Public administrations sign up to sustainability. The aim is to integrate the project into the wider economic framework of local, regional, and global monetary flows; to demonstrate flexibility to adapt to future changes of user needs, ownership, laws, regulations, and economic fluctuations.
Place: Contextual and aesthetic impact
Projects must convey a high standard of architectural quality as a prevalent form of cultural expression. With space, form and aesthetic impact of utmost significance, the material manifestation of the design must make a positive and lasting contribution to the physical, human and cultural environment.
Current use and benefits of sustainable construction
Europe has already settled sustainable construction as the practice to be its building future. It is run by two premises: energy efficiency and circular economy. The idea is basic and efficient: having sustainable building, reducing environmental impact and using rather more intelligently natural resources.
Recent European guidelines set a clear path towards promoting sustainable behaviours. Europe 2020 strategies seek for intelligent and sustainable growth heading towards recycling, reusing basic materials such as paper, plastics, wood and ferrous metals. Member states are willing to invest on these practices.

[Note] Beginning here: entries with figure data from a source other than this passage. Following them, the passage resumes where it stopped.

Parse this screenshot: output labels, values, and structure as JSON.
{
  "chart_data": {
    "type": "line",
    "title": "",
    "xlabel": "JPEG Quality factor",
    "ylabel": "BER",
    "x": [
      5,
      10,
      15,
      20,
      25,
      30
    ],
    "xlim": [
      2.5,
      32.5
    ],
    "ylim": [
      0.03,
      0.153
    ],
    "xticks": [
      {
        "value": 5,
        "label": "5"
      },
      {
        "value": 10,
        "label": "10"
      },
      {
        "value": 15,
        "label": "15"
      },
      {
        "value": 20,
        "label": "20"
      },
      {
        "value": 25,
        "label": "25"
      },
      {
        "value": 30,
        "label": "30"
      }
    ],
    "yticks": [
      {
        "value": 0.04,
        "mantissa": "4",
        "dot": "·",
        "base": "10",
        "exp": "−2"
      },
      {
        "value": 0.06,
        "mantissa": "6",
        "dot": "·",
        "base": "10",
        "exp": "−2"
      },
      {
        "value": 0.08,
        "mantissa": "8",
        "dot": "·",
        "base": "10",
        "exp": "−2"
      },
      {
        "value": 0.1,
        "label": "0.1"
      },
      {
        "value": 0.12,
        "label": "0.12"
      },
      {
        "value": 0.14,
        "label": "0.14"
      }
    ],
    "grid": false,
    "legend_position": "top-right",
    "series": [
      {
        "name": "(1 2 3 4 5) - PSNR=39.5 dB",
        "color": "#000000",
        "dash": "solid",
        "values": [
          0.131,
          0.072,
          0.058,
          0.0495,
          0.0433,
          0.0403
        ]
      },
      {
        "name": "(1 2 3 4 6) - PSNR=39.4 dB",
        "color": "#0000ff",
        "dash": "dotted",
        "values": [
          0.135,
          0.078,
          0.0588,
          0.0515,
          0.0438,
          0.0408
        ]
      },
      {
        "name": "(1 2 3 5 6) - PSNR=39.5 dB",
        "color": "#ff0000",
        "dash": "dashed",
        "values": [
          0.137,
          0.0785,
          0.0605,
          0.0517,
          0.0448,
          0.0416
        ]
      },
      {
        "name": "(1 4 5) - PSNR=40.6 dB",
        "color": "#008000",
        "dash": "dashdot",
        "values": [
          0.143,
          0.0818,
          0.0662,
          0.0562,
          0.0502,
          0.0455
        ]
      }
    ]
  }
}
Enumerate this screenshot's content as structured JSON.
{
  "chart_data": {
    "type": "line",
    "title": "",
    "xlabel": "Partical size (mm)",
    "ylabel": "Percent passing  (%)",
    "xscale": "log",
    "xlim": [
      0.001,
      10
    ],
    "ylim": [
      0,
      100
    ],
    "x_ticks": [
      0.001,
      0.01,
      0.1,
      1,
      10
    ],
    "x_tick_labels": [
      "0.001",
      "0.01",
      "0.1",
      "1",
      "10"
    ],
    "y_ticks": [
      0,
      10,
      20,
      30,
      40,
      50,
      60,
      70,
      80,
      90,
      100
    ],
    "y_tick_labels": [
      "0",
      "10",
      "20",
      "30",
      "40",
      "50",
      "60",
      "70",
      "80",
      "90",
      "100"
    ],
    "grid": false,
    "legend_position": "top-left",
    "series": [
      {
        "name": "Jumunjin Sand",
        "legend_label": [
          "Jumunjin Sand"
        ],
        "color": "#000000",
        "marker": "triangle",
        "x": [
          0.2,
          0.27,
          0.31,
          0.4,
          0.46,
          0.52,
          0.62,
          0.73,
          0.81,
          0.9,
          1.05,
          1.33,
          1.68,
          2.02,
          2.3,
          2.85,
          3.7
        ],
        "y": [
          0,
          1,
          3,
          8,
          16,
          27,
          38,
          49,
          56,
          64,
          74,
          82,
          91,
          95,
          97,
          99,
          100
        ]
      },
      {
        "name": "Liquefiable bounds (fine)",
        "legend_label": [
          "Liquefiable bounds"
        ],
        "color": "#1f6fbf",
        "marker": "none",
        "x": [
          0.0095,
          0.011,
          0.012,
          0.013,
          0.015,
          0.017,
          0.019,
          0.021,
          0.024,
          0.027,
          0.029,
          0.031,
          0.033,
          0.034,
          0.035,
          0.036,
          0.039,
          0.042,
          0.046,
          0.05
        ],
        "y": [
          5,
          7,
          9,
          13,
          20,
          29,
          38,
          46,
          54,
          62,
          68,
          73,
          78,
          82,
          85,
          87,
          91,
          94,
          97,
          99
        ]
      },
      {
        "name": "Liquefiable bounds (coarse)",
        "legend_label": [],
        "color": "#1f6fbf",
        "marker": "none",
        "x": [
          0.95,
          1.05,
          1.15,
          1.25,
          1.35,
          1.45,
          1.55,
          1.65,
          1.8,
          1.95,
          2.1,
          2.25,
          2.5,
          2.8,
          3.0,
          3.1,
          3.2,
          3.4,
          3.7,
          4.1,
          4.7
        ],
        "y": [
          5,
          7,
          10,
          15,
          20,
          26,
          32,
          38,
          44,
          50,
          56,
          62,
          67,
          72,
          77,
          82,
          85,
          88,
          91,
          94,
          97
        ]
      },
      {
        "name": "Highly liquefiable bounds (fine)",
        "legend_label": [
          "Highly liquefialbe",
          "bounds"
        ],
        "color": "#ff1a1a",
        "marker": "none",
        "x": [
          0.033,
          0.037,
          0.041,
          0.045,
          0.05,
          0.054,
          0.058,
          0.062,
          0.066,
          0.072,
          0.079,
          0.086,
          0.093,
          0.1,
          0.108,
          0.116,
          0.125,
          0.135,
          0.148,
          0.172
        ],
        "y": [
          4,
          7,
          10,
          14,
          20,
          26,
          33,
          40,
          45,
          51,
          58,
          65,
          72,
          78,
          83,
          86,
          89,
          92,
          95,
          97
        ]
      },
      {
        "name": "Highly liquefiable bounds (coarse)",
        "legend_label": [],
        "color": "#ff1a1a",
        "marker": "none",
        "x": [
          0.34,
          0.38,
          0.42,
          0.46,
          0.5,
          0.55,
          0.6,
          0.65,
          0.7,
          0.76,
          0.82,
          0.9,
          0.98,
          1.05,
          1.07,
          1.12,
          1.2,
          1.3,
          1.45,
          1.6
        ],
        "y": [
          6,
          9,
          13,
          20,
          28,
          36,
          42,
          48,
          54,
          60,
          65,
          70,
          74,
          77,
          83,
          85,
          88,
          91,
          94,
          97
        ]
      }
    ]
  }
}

Building sector is responsible for a third of the total waste generated by the European Union, but implementing sustainable projects will start recovering up to a 50% of this damage.
By all means, renewable energy will be a key factor contributing to reducing excessive electricity consumption in the buildings. Furthermore, solar energy will be compulsory for those structures expected to create hot sanitary water.
It means that taking into account solar installations, it will absorb sunlight through its sensors to heat fluids and to transfer its energy to a heat exchanger. The best idea is that it can both be implemented in big constructions as well as in ecological houses.
At least in Europe, this kind of sustainability processes are to be assessed by the Energy Performance Certificate. Basically it is a rating, estimated based on the daily energy consumption during the standard hours. Finally, the indicator states the CO2 kilograms emitted divided by the premise’s square meters. There are different profiles, those who have the smallest consumption would be give category “A”, being “G” the worst category (the one consuming the most).
Sustainable architecture applied to building sector will help our environment achieve the desired welfare and will also guarantee relevant progress in the future.